Seolah kehebohan rencana menikah dan gosip yang kian santer belum cukup, pengetahuannya tentang Sword's Tears, menurut Nara, bukanlah hal yang patut diremehkan.
Apalagi, aku dan Diaz sudah melihat langsung wujud benda ajaib itu, Sisy membatin resah. Karena dirinya dan Diaz bisa menjadi target dari orang-orang yang selama ini mengincarnya, jadilah sikap Diaz kini lebih posesif dan terlalu waspada.
Bahkan, untuk menengok Bintaro Lakeside, kompleks tempat tinggalnya dulu, Sisy harus bersedia ditemani ajudan. Seorang bodyguard berbadan superkekar dengan tato naga di lengannya. Tak hanya dirinya, Papa pun setengah mati kaget mendapati kehadiran orang ini di depan lobi apartemen yang kini mereka tempati dan hampir mengayunkan tongkat golf ke arahnya.
Hari-hari bersama si ajudan tak berlangsung lebih dari sepekan dan berakhir dengan pertengkaran antara Sisy dan Diaz. Ia menolak keras diikuti terus-menerus—termasuk ketika membeli bahan makanan di pasar tradisional yang bikin iuran parkir pun jadi gratis—sedangkan Diaz melihat dirinya egois karena tidak memberikan kesempatan melindunginya. Sesuatu yang, bagi Diaz, merupakan kewajibannya.

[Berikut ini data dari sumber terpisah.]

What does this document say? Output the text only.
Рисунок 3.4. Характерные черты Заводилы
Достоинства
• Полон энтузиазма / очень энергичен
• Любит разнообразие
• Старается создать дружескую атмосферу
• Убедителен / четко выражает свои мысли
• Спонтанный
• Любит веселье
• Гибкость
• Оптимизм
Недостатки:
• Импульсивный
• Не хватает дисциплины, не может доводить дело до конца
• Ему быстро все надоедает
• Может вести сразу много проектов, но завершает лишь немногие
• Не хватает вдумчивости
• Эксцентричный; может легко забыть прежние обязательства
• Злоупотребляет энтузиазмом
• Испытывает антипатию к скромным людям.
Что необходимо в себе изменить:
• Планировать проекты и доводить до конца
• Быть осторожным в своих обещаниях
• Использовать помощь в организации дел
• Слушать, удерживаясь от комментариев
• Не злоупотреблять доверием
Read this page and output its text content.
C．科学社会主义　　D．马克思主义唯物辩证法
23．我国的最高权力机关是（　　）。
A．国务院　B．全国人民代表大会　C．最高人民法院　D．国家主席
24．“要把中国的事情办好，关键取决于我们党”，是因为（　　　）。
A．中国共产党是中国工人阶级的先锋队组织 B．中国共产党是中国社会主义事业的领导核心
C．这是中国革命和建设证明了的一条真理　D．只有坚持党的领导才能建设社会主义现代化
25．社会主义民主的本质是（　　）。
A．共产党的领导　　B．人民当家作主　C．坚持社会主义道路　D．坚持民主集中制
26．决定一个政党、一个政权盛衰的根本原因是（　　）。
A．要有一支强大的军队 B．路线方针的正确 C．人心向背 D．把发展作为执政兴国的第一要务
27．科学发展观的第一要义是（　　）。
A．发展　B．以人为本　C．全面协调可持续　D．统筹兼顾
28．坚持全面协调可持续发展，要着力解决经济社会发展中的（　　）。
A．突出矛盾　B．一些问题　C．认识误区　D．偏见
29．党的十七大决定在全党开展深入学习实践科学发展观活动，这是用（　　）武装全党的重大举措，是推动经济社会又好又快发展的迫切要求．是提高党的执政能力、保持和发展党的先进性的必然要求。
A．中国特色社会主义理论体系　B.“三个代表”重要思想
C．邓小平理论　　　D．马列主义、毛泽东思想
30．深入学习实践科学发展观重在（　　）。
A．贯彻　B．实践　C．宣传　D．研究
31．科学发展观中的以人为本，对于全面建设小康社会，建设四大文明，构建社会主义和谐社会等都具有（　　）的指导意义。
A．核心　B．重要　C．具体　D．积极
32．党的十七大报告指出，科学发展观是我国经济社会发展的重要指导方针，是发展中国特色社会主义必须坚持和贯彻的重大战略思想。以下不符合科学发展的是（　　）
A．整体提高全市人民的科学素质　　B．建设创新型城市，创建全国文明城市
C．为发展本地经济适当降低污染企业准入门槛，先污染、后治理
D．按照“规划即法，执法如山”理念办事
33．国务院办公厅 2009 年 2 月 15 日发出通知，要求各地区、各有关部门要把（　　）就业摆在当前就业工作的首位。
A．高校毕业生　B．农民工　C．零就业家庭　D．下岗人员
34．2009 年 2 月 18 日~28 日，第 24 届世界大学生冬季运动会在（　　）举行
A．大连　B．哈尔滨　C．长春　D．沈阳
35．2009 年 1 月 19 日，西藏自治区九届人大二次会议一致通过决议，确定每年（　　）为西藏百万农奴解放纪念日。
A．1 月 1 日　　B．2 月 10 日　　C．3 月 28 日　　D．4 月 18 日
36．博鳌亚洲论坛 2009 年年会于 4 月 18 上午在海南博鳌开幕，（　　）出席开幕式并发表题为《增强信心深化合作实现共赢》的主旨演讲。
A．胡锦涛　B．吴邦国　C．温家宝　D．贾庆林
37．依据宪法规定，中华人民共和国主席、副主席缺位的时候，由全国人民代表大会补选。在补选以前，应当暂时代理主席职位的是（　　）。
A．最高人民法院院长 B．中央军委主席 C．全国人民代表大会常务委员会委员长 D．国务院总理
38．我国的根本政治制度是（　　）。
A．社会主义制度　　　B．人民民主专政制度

"Kalau begitu, magang aja di tempat Inez," Diaz tidak menyangka, berargumen dengan si tunangan mungilnya akan sealot, sepanjang ini.
"Tempat... Inez?"
"Callasandra Origin."
Sisy tahun label fesyen yang tengah naik daun besutan sepupu Diaz itu. Callasandra Origin mengusung gaya santai yang tetap chic dengan tetap mengedepankan kelestarian lingkungan karena materialnya menggunakan katun organik.
Ketika sang tunangan masih terlihat bengong, Diaz meneruskan,"Inez pernah magang di Matt Jacobs, jadi kamu sekarang bisa magang sama dia—"
"It's Marc Jacobs," Sisy mengulum senyum saat mengoreksi sang kekasih, tak jadi marah.
"Whatever." Diaz memalingkan wajah, sedikit cemberut. "Atau, kamu mau mencoba di restoran saja? Sandra dan Taba bisa diskusikan ini ke pemilik Cotillard maupun Mikaela's."
Sisy kembali mengangkat alis. Dua resto yang Diaz sebutkan—salah satunya bahkan hanya dibuka untuk yang memiliki keanggotaan eksklusif saja—terkenal dengan kuliner yang tak hanya lezat, melainkan terlihat apik di atas piring. Entah akses serba mudah dari para Hanafiah ini menjadi berkah atau malah berpotensi mengakibatkan musibah baginya.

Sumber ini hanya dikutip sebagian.